The pattern I've seen over the years is that upstart airlines, as they grow, end up having to look--for various reasons--a lot more like legacy carriers over time. Whether that's flying into areas with seasonal bad weather, flying out of default airports, instituting various forms of passenger status, etc.

tmpburning · 3 years ago
You are lucky if your flights are on time 75% of the time on average, with any airline.
quickthrower2 · 3 years ago
Usually better I find as they overestimate the flight time as if headwinds are happening very time
alanbernstein · 3 years ago
(in 2022)
marze · 3 years ago
I find it especially ironic that SWA system failed them, and this large failure was preceded by worse and worse "near failures", since SWA is in the aviation business.

In the aviation arena, high reliability is maintained in part by careful analysis of "near failures": lessons are extracted and improvements are made to aircraft designs, procedures, etc.

By contrast, the "near failures" of the SWA system as a whole don't appear to have been utilized to motivate system improvements.

masklinn · 3 years ago
Per comments on /r/southwestairlines for 20 years the C-suite were Wall Street boys and set that as management culture, as long as shares were up things were fine.

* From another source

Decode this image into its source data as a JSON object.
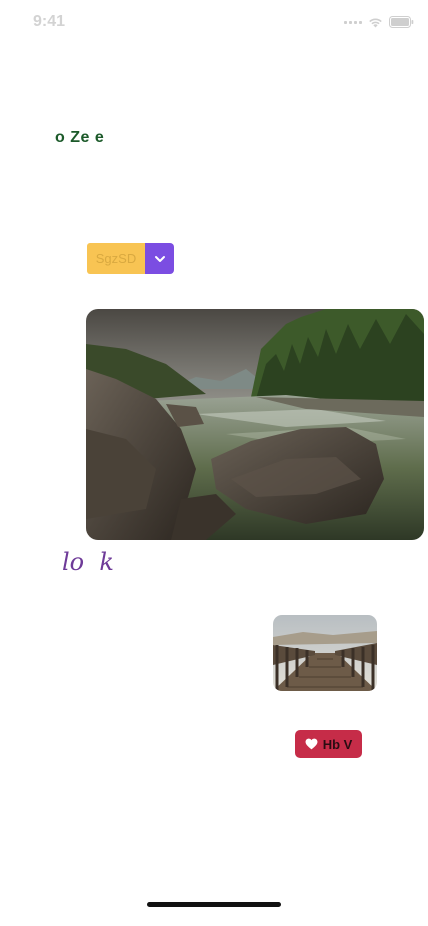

Frontlines have been emitting concerns and warnings for years but management didn’t care until an ops CEO (Bob Jordan) got in recently (as in 2022), but now there’s 20 years of ops neglect to deal with, and less than a year is nowhere near enough to start enacting real changes.

Sakos · 3 years ago
On that note, I think it's interesting how glowingly people talk about Herb Kelleher. Wouldn't he be responsible for allowing that tech debt to build until it finally caused the system to fail catastrophically?
igetspam · 3 years ago
A friend of mine wrote on this topic today as well.

https://www.seat31b.com/2022/12/the-great-southwest-meltdown...

thepasswordis · 3 years ago
I'm surprised they haven't tried to blame a cyberattack yet.

That said, I feel like these sorts of catastrophic ultra-fragile McKinsey-consulted-to-death failures we keep seeing in various industries are basically a giant signal to any adversaries that say "Hi! Check out how easy it would be to grind this entire industry to a halt!"

Resiliency is literally the opposite of efficiency. These systems need to have slack, aka inefficiency built into them. Unfortunately the business culture has moved towards ultra fragile, ultra efficient thinking.

ghaff · 3 years ago
In part because, in this case, customers will buy the ticket that is $10 cheaper.
factsarelolz · 3 years ago
That could potentially increase their cyber security insurance premiums if not cause the insurer to drop them immediately. Not to mention the broader impact on the market and industry as a whole.